After a half century spent waging war on drugs, Americans seem ready to sue for peace. How Should We Do Drugs Now?

After a half century spent waging war on drugs, Americans seem ready to sue for peace. The 2020 elections brought plenty of proof that voters have leapt ahead of politicians in recognizing both the failures of the drug war and the potential of certain illicit drugs as powerful tools for healing.

Ballot initiatives in five states — four of them traditionally red — legalized some form of cannabis use. By substantial margins, Oregon passed two landmark drug reform initiatives: Fifty-nine percent of voters supported Measure 110, which decriminalized the possession of small quantities of all drugs, even hard ones like heroin and cocaine. A second proposal, Measure 109, specifically legalized psilocybin therapy, directing the state’s health department to license growers of so-called magic mushrooms and train facilitators to administer them beginning in 2023.

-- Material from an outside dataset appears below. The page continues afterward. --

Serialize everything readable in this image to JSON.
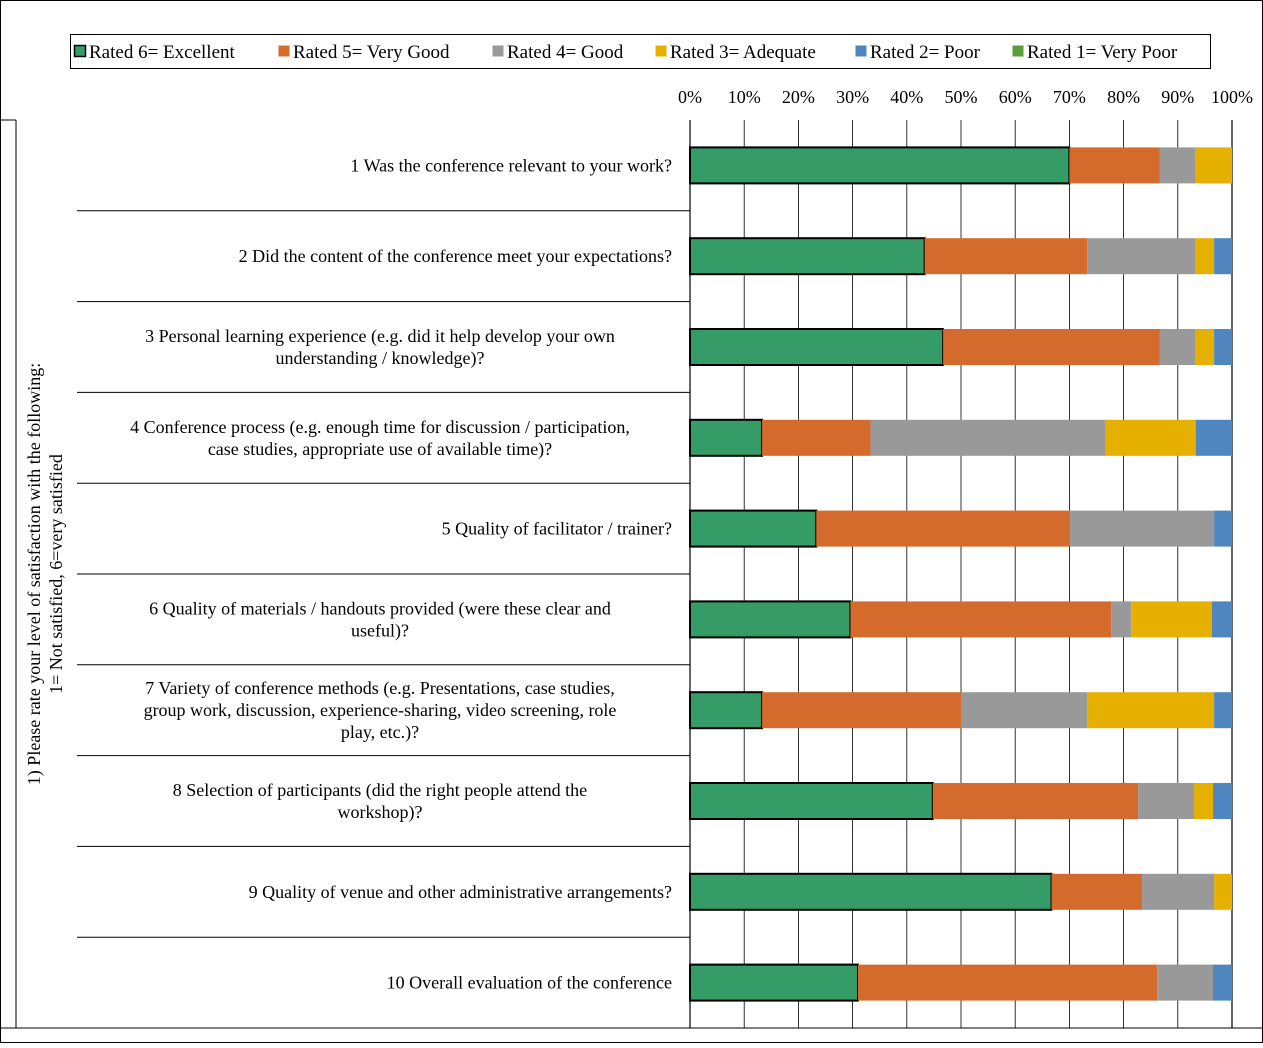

In the past two years, a new drug policy reform movement called Decriminalize Nature has persuaded local governments in a half dozen municipalities, including Washington, D.C., to decriminalize “plant medicines” such as psilocybin, ayahuasca, iboga and the cactuses that produce mescaline. Last month, the California State Senate passed a bill that would make legal the personal possession, use and “social sharing” of psychedelics, including LSD and MDMA, a.k.a. Ecstasy or Molly. Political opposition to all these measures has been notably thin. Neither party, it seems, has the stomach for persisting in a war that has achieved so little while doing so much damage, especially to communities of color and our civil liberties.